Skin cancer – the most common form of cancer in the U.S. – appears primarily on the face, head or neck, where it can be disfiguring as well as dangerous. There are many types of skin cancers. Some lesions are small, fairly simple to excise and may leave only slight scars. Other cancers are larger or require a more complex and disfiguring excision to ensure that all the cancer is removed. Generally, most facial lesions are removed by a plastic surgeon to minimize scarring and, should it be necessary, leave the surgical site ready for reconstruction. Among the most effective skin cancer surgical treatments is Mohs surgery, which can be disfiguring and nearly always requires reconstructive surgery.
Dr. Chariker is highly experienced in reconstructive surgery following a Mohs procedure. He employs a range of specialized reconstruction techniques to cosmetically improve or rebuild facial features disfigured by cancer surgery, as well as to restore impaired functionality. He also performs primary skin cancer excision. Most insurance carriers cover the cost of reconstructive surgery.
Types of Skin Cancer
The primary cause of skin cancer is ultraviolet radiation from the sun, sunlamps and tanning booths. The most common type of skin cancer is basal cell carcinoma, which tends to grow slowly and rarely spreads beyond its original site.

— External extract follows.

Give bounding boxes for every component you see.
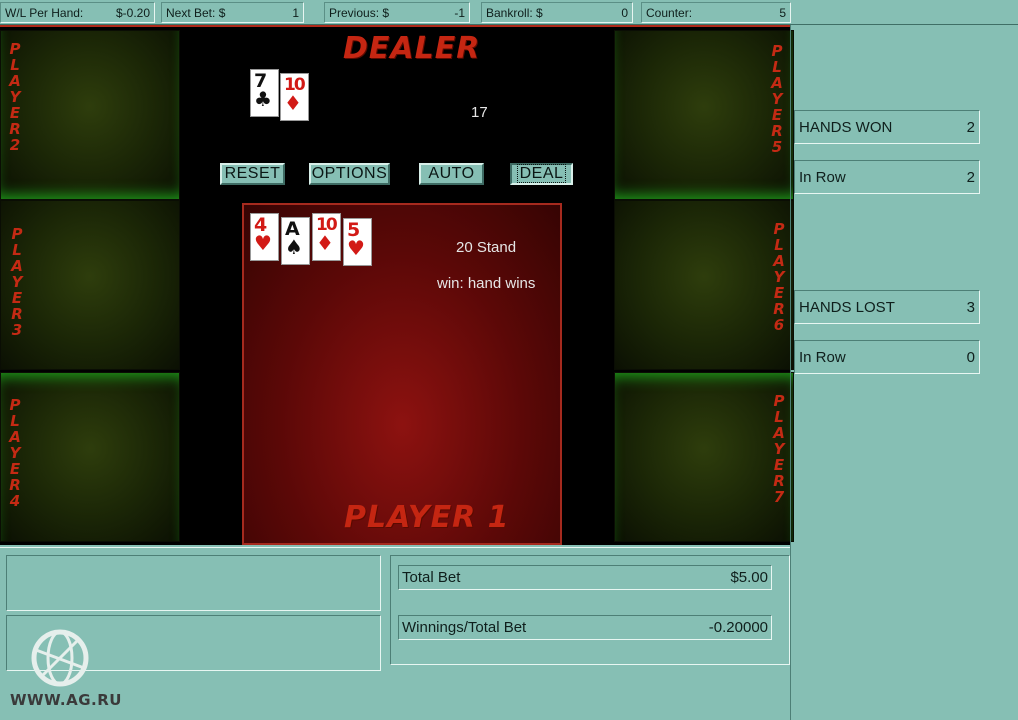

Though seldom life-threatening, if left untreated basal cell carcinoma can grow deep beneath the skin and into the underlying tissue and bone, causing serious damage, particularly if it's located near the eye.
Squamous cell carcinoma is the next most common kind of skin cancer, frequently appearing on the lips, face or ears. It sometimes spreads to distant sites, including lymph nodes and internal organs. It can become life threatening if not treated.
The least common skin cancer, malignant melanoma, is also the most dangerous and its incidence is increasing rapidly, especially in the Sunbelt states. If discovered early enough, it can be completely cured. If it's not treated quickly, however, malignant melanoma may spread throughout the body and is often deadly.
Two other common types of skin growths are moles and keratoses. Moles are clusters of heavily pigmented skin cells, either flat or raised above the skin surface. While most pose no danger, some may develop into malignant melanoma. Moles are frequently removed for cosmetic reasons, or because they're constantly irritated by clothing or jewelry. Solar or actinic keratoses are rough, red or brown, scaly patches on the skin. They are usually found on areas exposed to the sun and sometimes develop into squamous cell cancer.